The ADHD-OCPD theory provides a model for adaptive radiation in human behavior to achieve a balanced diet in various environments. It goes against the long held view that humans from areas without civilizations are inferior because it provides a model of how humans with the same brain could develop different behaviors as dictated by their different environments. It places the success of a human population on how well it achieves a balanced diet therefore the San, the Inuit, the Native American and other groups seen as inferior were as successful as civilized groups because they managed to achieve a balanced diet for thousands of years in their respective environment.

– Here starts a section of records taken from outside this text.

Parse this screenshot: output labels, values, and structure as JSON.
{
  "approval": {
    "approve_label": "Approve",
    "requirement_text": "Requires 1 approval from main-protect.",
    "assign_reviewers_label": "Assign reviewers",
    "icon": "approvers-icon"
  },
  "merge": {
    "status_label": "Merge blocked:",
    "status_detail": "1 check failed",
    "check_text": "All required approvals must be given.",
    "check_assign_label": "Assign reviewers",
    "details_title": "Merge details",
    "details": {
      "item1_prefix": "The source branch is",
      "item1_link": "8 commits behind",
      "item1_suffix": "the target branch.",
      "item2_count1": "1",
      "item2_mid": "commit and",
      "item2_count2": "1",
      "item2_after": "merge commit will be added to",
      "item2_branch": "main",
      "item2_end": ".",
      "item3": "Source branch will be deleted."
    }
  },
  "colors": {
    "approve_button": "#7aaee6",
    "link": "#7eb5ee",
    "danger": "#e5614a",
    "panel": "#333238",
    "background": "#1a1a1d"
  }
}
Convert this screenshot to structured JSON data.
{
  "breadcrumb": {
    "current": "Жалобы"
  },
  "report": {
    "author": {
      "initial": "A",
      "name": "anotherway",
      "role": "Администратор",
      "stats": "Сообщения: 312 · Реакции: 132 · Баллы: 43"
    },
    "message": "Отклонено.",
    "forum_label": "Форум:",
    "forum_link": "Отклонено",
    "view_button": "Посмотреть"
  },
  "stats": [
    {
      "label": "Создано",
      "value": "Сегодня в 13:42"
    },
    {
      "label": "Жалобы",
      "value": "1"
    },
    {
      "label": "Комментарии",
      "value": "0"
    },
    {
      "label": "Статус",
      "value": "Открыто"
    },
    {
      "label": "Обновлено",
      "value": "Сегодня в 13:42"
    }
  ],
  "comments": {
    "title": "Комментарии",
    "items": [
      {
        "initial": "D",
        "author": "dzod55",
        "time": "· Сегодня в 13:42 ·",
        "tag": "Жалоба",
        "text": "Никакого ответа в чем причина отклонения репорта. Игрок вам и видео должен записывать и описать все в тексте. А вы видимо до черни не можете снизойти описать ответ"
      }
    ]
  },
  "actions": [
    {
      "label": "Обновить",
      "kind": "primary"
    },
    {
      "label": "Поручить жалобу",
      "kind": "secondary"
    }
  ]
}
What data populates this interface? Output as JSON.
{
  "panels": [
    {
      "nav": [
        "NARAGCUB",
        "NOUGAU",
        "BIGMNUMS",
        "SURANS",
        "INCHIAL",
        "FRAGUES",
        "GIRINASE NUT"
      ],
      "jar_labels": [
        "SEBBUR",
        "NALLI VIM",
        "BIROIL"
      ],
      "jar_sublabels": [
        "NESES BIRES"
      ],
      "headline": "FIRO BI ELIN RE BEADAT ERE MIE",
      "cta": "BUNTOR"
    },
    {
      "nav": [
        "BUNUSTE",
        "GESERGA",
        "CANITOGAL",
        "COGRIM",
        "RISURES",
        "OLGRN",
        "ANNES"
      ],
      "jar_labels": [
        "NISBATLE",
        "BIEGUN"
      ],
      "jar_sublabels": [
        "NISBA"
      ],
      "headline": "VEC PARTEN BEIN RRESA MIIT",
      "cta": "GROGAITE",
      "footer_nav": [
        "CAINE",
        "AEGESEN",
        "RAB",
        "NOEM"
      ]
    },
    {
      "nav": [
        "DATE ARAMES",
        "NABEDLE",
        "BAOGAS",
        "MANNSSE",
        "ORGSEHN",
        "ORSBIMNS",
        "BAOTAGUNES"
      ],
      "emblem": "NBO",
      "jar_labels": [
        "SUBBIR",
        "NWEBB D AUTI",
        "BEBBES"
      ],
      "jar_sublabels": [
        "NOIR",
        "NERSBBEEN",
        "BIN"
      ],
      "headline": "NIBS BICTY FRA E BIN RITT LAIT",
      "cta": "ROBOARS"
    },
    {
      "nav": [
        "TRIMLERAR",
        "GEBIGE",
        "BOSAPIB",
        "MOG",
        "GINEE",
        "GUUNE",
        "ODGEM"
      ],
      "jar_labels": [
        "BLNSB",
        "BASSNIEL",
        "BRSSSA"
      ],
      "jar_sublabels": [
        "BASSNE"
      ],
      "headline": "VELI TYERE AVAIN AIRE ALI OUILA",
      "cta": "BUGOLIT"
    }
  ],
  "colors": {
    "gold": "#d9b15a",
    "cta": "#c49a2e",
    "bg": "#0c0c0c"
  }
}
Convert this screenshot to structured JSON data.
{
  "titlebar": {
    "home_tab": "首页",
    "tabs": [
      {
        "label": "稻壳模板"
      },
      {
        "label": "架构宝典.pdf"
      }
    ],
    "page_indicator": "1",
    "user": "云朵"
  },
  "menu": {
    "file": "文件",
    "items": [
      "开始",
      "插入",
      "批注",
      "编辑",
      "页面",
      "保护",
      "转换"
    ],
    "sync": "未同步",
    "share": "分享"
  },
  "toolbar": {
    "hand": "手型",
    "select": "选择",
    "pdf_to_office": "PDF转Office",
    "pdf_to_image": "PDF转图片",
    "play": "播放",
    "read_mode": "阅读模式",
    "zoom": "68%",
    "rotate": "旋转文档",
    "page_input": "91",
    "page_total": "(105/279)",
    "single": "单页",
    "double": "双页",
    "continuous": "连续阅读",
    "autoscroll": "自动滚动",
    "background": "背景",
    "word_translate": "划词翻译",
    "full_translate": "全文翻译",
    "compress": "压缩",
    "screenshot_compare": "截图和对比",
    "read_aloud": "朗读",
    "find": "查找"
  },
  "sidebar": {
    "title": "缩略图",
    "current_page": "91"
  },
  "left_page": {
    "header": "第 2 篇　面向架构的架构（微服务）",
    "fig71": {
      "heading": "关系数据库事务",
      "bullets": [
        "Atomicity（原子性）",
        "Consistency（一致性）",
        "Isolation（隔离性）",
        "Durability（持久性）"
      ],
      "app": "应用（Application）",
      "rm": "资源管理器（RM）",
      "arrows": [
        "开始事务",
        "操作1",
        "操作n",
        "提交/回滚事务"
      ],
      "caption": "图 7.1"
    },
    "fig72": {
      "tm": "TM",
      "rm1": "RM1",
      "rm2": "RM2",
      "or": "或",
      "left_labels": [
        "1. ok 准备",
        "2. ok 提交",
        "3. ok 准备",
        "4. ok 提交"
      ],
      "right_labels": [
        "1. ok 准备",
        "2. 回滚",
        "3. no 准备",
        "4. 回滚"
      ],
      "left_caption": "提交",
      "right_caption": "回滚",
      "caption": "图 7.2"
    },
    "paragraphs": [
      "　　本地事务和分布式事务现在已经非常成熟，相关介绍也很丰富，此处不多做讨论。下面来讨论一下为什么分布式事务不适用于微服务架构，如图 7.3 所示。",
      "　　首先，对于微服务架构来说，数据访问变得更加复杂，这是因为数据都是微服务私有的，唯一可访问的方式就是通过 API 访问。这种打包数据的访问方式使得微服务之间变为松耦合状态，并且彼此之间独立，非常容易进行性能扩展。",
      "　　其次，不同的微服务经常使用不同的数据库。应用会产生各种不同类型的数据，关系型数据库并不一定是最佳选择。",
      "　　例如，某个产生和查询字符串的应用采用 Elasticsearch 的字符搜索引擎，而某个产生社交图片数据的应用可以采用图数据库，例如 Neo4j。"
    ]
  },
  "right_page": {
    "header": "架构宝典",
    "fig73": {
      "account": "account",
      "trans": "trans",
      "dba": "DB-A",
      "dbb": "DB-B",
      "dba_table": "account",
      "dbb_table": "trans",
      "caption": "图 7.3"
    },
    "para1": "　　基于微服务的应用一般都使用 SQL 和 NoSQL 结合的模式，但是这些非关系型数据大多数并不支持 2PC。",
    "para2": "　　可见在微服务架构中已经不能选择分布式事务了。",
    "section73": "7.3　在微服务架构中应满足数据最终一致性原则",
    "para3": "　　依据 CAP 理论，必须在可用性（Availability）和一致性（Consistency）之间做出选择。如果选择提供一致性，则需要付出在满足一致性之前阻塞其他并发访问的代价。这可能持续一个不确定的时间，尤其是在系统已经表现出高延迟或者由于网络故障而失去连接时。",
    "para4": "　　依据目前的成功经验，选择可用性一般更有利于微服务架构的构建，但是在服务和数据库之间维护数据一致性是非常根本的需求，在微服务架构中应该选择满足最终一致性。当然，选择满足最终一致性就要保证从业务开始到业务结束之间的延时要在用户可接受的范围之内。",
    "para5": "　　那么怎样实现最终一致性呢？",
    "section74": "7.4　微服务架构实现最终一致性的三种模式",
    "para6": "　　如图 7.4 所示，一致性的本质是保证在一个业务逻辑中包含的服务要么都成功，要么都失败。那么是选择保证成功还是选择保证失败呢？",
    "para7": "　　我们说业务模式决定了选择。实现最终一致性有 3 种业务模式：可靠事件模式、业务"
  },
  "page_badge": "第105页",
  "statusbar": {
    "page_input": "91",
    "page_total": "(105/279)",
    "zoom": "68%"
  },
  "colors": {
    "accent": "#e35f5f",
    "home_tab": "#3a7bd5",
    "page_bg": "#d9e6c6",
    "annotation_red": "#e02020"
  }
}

The theory also purports that civilized man has enjoyed rapid technological advancement not because he is more successful at achieving a balanced diet than 'primitive' man but as a side effect of the OCPD spectrum trait of perfectionism selected for by the environment. In this sense all humans are 'children of nature' not just primitive humans. In the theory, if the Kalahari desert had changed to favor large scale farming the San would have developed OCPD spectrum traits over generations and a civilization would have formed. Similarly if Europe had suddenly become a desert, civilizations there would have collapsed as OCPD spectrum traits gradually waned giving rise to more multi-tasking (ADHD spectrum trait) people in this theory. The ADHD-OCPD theory is a greatly revised version of The Hunter-Farmer theory.